New York also has a growing amount of wind power, but it can't match Midwest states in terms of potential -- at least, not on land. Last week, Norway's Statoil formally received its $42 million lease for the rights to develop a wind farm on an 80,000-acre offshore parcel off of Long Island. That’s big enough to accommodate some 800 megawatts' worth of wind turbines, and the first step in Gov. Andrew Cuomo’s goal of 2.4 gigawatts of offshore wind by the middle of next decade -- although it’s going to cost a lot more than $42 million to develop.

The latest from NYSERDA on microgrids, EVs and energy storage 

The New York State Energy Research and Development Authority is the main sponsor of clean energy and grid edge projects in the state, and it has had a typically busy month. This week, it announced $11 million in awards for community microgrid development, part of a long-running study-and-design phase of a process meant eventually to provide communities and critical facilities with the generation, storage and control technology they need to keep the power on during the next Superstorm Sandy. 

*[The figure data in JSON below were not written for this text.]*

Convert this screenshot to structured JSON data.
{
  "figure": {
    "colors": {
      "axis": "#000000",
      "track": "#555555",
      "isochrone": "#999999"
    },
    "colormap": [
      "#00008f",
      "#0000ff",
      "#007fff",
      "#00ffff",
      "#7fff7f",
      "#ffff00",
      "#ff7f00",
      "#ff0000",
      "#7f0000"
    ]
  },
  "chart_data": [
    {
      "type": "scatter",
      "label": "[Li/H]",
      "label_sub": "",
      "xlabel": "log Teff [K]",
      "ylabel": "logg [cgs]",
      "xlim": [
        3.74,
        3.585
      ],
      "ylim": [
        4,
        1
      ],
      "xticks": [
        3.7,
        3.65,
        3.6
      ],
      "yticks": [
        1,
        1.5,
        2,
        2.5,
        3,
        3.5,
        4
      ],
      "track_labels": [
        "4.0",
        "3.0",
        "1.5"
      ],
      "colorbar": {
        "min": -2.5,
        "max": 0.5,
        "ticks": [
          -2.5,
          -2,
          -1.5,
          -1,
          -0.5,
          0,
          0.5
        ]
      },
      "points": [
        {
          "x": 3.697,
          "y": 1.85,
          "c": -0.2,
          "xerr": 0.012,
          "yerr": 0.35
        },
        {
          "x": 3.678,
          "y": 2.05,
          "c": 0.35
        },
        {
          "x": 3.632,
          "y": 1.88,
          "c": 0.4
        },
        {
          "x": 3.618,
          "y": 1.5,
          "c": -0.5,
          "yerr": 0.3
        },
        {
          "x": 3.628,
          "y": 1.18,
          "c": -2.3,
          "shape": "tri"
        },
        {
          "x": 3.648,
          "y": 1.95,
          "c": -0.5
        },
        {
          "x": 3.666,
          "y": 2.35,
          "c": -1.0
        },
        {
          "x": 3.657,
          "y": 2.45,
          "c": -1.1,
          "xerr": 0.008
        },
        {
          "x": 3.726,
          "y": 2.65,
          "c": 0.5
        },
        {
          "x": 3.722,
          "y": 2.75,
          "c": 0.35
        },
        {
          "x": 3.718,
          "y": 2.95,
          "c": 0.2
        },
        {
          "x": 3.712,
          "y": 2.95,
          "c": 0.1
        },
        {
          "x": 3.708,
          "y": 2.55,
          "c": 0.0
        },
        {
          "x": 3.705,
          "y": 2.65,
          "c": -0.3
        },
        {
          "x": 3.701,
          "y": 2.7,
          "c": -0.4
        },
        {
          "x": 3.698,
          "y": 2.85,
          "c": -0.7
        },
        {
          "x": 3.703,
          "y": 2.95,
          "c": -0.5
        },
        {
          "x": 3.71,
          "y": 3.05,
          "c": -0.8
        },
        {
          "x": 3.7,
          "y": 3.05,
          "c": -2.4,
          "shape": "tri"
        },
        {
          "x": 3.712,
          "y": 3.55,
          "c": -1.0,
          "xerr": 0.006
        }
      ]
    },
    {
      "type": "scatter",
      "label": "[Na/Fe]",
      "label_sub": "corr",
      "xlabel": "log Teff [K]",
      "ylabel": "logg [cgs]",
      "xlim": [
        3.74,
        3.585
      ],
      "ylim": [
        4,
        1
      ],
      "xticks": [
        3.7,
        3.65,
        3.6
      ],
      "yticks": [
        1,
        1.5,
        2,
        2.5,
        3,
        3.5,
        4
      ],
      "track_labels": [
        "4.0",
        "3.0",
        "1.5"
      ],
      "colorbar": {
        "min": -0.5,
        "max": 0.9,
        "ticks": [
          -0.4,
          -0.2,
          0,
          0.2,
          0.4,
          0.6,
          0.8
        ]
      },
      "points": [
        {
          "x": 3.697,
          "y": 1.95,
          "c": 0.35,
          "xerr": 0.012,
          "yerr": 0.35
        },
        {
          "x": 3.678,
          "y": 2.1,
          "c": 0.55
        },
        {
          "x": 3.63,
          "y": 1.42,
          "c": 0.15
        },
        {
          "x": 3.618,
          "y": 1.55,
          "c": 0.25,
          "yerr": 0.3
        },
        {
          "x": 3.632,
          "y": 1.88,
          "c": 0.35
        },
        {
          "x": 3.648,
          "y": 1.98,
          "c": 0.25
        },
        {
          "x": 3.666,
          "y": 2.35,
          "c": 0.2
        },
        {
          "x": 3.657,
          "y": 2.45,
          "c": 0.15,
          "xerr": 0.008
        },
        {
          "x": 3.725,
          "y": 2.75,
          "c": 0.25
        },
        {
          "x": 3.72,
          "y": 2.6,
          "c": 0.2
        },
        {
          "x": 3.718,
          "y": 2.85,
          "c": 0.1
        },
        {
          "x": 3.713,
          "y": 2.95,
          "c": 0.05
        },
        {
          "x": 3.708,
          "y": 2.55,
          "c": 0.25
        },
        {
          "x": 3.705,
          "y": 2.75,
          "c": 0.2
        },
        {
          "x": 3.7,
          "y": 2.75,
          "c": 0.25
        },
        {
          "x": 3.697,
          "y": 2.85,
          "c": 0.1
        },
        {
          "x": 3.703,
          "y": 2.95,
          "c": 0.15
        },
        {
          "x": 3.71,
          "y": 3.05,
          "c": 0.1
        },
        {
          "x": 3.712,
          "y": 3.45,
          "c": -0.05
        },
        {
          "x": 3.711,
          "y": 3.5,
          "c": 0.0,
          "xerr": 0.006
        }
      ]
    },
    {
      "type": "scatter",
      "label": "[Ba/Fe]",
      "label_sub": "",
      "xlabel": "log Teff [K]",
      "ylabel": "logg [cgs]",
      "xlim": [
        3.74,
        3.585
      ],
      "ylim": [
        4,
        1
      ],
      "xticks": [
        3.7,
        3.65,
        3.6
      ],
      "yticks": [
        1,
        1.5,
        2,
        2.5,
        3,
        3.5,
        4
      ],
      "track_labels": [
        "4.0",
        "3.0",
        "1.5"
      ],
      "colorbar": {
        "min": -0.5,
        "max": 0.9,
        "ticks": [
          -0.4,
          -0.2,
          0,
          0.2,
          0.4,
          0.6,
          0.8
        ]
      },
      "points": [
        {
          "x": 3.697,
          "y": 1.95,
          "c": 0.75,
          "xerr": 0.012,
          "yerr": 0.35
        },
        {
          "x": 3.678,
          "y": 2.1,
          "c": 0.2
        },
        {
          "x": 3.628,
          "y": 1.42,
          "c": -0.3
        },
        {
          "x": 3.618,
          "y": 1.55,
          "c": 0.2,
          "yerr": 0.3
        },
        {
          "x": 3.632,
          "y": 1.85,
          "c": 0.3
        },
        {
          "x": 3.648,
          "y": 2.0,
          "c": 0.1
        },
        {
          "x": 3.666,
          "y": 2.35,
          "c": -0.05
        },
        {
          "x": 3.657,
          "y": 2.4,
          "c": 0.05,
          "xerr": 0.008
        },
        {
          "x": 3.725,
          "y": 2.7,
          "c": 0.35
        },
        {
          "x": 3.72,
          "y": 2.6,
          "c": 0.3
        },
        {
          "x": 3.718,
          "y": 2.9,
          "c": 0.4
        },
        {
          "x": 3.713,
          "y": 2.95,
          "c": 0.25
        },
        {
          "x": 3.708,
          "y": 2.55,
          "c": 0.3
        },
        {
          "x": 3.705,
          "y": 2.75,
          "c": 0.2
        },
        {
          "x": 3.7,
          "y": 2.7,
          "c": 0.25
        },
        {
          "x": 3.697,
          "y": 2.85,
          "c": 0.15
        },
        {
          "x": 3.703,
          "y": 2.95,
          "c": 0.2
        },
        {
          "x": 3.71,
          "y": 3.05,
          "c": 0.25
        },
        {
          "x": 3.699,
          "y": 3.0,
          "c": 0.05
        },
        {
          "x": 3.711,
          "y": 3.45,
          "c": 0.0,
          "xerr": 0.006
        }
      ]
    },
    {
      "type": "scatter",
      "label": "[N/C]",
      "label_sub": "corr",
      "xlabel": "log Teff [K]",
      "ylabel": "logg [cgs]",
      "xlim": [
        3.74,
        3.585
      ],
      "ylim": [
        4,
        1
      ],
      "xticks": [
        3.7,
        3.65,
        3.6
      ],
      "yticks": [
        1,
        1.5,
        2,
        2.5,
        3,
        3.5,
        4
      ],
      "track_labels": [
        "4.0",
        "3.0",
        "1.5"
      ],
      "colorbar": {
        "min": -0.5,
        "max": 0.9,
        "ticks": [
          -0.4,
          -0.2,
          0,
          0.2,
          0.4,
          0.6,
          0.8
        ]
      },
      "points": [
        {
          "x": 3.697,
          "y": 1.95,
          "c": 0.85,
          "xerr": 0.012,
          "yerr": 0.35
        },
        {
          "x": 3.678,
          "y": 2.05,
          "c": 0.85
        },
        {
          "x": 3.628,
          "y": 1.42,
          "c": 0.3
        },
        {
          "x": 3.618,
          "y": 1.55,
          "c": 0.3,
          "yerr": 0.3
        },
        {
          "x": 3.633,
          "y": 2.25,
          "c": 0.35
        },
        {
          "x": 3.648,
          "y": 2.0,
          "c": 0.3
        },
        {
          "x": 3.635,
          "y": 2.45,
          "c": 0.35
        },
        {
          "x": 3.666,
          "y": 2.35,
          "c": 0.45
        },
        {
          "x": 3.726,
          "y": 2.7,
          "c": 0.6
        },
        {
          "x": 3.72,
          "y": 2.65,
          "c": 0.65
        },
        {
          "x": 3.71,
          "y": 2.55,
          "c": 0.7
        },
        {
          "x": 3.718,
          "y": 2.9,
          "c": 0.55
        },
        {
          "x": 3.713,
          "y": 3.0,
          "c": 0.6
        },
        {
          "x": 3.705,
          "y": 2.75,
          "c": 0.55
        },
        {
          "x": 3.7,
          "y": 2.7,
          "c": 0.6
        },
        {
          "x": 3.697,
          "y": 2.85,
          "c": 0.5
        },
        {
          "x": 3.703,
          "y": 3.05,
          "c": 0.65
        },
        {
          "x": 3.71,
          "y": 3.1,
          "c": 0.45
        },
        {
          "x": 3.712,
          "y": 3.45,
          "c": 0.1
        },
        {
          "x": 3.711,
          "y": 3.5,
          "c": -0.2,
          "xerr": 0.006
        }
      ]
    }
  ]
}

On the EV front, the state launched a $70 million rebate program that will provide up to $2,000 for purchase of a hybrid electric, all-electric or hydrogen fuel cell car, and pledged to deploy 450 charging stations across the state, including Rochester, Syracuse, Buffalo, Utica, Albany, the Hudson Valley, Westchester County, New York City and Long Island.

Finally, it’s worth noting that energy storage got a last-gasp boost from Zibelman, one of REV’s key architects, who has left the PSC to join Australia's grid operator. Zibelman inserted into the DSIP order a requirement for the state’s utilities to conduct two energy storage pilots by 2018. Departing commissioners tend to enshrine their last wishes in the form of pilot projects, as California Public Utilities Commissioner Mike Florio did with his IDER proceeding in December. 

It’s not clear, however, that pilots are what New York needs to open up its energy storage market. The state has plenty of them already underway. Instead, industry watchers are waiting for clarity on how batteries will fit into the REV formula. This month's Value of Distributed Energy Resources ruling gave some guidance that energy storage systems will be considered eligible for its new distributed energy values -- but only when paired with other eligible devices like solar. Standalone storage has been relegated to future study. 

Meanwhile, New York may be the first city to set an energy storage mandate -- 100 megawatt-hours by 2020. But it faces a fire department that is uniquely concerned about lithium-ion batteries catching fire in dense urban environments, a stance that has delayed projects in ways we haven't yet seen in California -- at least, not yet.